As I was hosting the Infosec track I missed all of the technical track apart from Roelof Temmingh demonstrating his open source intelligence tool ‘Maltego‘. It’s a great tool and highlights the massive opportunities from Open Source Intelligence. When he started live mapping Uncon to 44con I got a little worried, pretty pleased when he stopped that demo 🙂

Uncon 19.5 was great fun, a quick out of sequence Uncon (hence the .5) to take advantage of the presence of some of our foreign members who were attending 44con. I had to leave early but it looked like Even and Etamo pulled victory from the jaws of hangover defeat as many of the best Uncons happened. Good to see traditions continuing on. Also good to Meta4 reappear, there are fewer of the old founders active in Uncon these days.
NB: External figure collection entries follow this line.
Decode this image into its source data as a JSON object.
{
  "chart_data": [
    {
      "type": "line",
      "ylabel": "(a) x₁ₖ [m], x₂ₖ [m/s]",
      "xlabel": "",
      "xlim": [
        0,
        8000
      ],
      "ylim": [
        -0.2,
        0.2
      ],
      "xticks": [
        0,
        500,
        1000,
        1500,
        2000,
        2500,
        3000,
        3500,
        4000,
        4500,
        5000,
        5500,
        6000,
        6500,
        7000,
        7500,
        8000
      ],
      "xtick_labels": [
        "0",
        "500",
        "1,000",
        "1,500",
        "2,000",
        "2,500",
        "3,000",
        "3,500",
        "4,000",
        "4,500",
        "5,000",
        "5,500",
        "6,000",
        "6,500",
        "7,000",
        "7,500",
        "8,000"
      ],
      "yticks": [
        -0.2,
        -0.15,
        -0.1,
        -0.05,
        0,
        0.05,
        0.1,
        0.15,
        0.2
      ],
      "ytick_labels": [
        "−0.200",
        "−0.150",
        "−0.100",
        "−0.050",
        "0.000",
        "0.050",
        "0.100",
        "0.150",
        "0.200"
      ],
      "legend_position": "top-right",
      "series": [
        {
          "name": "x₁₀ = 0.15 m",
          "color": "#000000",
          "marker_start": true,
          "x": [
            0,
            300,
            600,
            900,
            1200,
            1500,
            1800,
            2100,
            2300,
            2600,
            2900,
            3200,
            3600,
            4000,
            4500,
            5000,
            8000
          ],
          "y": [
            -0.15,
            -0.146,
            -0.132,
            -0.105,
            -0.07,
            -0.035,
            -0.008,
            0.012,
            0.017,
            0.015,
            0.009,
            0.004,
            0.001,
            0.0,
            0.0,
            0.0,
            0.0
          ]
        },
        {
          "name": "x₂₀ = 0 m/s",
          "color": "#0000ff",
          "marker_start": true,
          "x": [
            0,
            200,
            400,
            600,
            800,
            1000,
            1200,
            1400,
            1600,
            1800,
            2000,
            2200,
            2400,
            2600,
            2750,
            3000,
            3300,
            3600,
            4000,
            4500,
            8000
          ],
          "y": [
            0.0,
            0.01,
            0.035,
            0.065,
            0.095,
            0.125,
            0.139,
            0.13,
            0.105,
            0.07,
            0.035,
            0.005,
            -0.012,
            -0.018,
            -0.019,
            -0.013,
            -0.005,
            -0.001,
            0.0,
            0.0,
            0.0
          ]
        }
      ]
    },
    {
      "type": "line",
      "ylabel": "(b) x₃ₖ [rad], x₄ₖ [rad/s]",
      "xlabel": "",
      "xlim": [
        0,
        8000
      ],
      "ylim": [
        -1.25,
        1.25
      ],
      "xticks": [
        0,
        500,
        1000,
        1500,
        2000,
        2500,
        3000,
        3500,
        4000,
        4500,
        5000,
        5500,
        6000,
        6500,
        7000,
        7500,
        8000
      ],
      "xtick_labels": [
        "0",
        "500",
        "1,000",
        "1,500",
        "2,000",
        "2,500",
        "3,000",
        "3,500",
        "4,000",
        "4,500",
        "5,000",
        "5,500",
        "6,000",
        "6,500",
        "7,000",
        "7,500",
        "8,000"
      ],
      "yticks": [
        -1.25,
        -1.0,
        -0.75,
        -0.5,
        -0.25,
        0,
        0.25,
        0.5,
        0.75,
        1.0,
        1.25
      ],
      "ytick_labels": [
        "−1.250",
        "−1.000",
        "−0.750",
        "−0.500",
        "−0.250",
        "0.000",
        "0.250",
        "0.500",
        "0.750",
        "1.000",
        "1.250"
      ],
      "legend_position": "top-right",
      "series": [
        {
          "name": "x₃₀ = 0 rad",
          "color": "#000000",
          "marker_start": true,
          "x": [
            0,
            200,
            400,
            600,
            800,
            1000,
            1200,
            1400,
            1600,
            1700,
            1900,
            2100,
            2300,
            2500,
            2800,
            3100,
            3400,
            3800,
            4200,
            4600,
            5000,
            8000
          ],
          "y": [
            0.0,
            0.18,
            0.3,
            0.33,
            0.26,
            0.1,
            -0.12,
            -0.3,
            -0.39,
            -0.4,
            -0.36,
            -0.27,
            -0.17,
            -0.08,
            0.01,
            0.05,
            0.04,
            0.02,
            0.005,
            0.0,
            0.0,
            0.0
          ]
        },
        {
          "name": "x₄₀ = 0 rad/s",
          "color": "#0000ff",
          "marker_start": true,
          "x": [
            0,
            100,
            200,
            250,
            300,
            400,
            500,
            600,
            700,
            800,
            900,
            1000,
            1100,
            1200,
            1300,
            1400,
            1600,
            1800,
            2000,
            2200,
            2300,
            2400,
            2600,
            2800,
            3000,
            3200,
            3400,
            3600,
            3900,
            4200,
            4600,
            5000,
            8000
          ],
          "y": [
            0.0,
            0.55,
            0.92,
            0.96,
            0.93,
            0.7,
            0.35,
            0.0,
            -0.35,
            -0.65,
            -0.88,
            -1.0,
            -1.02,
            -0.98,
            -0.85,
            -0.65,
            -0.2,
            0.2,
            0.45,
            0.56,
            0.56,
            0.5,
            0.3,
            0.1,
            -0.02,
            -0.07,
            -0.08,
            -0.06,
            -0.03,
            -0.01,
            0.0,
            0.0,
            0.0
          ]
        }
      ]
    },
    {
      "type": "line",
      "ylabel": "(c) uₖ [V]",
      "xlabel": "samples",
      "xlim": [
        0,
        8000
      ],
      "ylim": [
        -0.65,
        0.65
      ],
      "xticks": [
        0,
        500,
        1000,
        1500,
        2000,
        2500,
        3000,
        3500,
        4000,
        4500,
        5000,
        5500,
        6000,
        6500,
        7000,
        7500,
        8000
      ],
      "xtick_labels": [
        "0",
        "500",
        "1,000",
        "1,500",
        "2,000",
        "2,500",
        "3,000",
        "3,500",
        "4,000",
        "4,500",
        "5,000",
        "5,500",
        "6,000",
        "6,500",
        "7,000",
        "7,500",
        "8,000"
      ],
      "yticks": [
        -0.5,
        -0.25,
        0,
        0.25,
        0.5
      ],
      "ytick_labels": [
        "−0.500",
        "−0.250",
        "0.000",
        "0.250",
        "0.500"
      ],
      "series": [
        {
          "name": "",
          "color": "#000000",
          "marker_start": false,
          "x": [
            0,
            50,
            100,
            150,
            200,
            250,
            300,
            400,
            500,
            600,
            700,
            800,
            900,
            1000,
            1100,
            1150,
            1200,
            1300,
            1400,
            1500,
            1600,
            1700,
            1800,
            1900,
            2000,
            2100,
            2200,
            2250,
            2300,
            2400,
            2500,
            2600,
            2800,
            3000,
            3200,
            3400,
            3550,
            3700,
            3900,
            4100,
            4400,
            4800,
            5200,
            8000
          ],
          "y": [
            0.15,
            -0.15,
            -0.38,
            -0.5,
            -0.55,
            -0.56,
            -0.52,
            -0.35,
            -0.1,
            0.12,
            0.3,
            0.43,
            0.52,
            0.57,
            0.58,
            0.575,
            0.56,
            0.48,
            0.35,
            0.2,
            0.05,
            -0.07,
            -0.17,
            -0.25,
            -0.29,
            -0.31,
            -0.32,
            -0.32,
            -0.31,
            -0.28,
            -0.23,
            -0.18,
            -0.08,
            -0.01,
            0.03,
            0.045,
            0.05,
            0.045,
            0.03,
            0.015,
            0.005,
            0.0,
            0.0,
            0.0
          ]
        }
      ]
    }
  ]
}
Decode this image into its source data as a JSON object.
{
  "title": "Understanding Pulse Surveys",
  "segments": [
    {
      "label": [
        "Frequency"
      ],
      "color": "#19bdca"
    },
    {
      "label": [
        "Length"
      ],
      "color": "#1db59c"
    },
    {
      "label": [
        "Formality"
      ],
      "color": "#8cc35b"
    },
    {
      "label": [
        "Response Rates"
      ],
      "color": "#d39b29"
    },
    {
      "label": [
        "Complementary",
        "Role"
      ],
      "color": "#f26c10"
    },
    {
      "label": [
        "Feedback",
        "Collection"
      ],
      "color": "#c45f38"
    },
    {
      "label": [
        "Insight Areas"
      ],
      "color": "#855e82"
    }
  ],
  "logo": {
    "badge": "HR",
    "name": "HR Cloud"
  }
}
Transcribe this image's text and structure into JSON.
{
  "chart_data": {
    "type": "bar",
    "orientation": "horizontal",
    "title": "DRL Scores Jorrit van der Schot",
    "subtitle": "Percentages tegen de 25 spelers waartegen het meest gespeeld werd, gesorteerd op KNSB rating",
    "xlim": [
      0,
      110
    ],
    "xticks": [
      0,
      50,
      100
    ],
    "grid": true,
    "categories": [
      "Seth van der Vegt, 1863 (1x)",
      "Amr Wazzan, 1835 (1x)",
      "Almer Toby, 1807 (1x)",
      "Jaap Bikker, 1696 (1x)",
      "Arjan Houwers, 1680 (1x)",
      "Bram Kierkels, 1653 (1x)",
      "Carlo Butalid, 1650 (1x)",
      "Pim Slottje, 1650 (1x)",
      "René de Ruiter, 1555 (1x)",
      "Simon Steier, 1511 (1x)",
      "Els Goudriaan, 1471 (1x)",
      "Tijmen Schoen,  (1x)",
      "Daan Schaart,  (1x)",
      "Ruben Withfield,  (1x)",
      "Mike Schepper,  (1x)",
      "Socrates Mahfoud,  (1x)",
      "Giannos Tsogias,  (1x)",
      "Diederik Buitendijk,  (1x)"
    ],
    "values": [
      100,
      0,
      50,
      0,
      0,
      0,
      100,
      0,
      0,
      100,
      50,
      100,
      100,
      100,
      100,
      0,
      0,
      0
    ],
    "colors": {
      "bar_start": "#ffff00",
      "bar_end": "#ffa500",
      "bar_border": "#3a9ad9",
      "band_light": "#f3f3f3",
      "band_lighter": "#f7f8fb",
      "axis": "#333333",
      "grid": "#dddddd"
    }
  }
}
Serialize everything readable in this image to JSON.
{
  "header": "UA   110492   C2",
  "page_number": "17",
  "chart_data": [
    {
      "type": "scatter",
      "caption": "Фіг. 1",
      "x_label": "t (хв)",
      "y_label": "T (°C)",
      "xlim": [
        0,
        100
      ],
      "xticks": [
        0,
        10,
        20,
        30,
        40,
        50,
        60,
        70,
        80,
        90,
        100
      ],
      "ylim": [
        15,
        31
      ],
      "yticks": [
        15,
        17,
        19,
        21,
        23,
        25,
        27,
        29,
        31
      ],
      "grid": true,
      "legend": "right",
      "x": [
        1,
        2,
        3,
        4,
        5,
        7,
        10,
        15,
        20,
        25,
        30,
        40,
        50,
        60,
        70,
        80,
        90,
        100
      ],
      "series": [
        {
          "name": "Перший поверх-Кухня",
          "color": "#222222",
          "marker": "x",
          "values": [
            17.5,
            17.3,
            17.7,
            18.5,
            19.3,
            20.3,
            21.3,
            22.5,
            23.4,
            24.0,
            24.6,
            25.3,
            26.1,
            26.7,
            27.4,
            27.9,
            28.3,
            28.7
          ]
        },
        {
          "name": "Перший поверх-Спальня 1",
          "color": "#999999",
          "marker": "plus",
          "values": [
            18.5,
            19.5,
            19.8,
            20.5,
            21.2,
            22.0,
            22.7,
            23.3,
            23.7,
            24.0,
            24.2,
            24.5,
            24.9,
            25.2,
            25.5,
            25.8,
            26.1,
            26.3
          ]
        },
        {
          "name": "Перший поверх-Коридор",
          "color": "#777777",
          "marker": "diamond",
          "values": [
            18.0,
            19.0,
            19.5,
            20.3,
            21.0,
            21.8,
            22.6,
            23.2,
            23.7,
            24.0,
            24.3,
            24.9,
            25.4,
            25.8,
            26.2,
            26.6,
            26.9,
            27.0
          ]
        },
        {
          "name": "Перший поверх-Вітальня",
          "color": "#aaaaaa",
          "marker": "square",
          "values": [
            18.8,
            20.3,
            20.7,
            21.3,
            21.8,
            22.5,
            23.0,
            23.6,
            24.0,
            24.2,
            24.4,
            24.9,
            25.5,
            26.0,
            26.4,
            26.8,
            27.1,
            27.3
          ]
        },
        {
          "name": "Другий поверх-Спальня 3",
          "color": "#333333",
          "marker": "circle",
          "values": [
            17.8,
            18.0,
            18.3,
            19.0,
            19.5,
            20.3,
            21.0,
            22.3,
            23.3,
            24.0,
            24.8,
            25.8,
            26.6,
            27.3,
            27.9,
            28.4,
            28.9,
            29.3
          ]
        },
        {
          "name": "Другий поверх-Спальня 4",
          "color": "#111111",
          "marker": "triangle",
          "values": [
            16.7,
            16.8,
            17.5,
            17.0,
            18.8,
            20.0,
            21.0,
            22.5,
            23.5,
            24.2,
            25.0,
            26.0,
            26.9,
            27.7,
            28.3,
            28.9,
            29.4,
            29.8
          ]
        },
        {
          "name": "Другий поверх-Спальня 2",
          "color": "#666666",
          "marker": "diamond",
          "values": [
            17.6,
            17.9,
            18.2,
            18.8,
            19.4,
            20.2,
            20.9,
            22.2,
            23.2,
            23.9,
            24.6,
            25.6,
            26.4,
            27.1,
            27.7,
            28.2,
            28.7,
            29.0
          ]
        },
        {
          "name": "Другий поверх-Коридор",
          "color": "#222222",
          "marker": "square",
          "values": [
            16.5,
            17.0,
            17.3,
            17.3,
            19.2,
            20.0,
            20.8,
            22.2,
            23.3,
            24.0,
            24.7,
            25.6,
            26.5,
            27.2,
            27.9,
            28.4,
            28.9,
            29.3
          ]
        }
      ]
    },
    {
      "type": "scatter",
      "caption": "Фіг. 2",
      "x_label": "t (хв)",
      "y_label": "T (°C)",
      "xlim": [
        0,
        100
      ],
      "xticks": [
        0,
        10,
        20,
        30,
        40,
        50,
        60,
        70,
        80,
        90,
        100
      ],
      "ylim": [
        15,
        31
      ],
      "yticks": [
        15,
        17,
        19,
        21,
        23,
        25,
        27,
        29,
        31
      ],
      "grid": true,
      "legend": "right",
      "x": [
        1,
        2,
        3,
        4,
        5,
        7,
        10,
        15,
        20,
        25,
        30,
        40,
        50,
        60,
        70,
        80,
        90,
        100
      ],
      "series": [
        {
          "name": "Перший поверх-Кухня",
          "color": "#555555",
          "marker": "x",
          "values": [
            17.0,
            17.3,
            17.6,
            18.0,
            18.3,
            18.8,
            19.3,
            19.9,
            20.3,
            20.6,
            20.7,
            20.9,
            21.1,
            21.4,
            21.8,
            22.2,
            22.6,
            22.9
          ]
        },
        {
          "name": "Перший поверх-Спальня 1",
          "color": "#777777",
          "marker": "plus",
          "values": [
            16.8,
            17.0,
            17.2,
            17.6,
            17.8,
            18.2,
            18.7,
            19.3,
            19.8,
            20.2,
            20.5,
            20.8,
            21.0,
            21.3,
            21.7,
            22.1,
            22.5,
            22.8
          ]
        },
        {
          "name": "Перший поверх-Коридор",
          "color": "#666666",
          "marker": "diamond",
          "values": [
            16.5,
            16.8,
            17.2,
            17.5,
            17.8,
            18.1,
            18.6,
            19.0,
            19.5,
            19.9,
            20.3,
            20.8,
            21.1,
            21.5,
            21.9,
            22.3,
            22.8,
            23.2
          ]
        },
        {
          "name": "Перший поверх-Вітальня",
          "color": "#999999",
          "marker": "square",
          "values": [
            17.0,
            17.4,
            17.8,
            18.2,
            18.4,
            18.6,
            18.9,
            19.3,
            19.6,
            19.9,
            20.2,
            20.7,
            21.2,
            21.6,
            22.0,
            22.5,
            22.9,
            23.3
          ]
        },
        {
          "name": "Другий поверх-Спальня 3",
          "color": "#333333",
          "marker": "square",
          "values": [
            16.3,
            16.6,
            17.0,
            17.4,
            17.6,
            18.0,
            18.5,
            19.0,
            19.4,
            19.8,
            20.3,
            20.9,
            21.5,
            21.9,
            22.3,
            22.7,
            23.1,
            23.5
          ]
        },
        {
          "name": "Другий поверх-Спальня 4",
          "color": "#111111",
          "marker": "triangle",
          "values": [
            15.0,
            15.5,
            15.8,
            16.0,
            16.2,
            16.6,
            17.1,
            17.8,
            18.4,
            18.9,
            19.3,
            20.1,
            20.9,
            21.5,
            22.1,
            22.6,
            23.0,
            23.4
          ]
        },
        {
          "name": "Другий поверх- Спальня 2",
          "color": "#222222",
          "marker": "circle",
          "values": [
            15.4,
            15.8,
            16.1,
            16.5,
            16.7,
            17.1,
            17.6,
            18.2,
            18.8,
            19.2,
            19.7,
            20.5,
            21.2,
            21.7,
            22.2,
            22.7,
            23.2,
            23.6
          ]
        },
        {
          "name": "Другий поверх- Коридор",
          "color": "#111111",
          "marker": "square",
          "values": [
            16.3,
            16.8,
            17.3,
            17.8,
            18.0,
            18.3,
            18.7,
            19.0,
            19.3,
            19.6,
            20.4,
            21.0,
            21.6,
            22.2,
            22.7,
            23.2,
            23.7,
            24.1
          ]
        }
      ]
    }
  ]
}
I reinforced the message that 44con IS NOT Uncon and that just because the same people attend both that the Uncon is private and the material is not public unlike 44cn. If we lose that circle of trust we will lose the core value of Uncon to the members.

Uncon did give me the chance to catch a re-run of Haroon Meer (@haroonmeer) giving his talk from 44con that I missed there. It looks like we share many of the same concerns about the security industry not meeting the needs of the people who are paying our increasingly expensive bills. Definitely a conversation I need to continue with him. He has a different viewpoint on the solution and we need a lot more viewpoints. Too many people would rather not see a problem and keep billing for the same old easy to sell and deliver services.

With Bsides London, dc4420, Uncon and 44con all running regularly in London, groups like the Northern UK Security Group and the out of London Uncons we have an embarrassment of riches in top quality security meetings in the UK now. Maybe it’s time we started to think about how we want to change the UK industry and start using these forums to spread the word.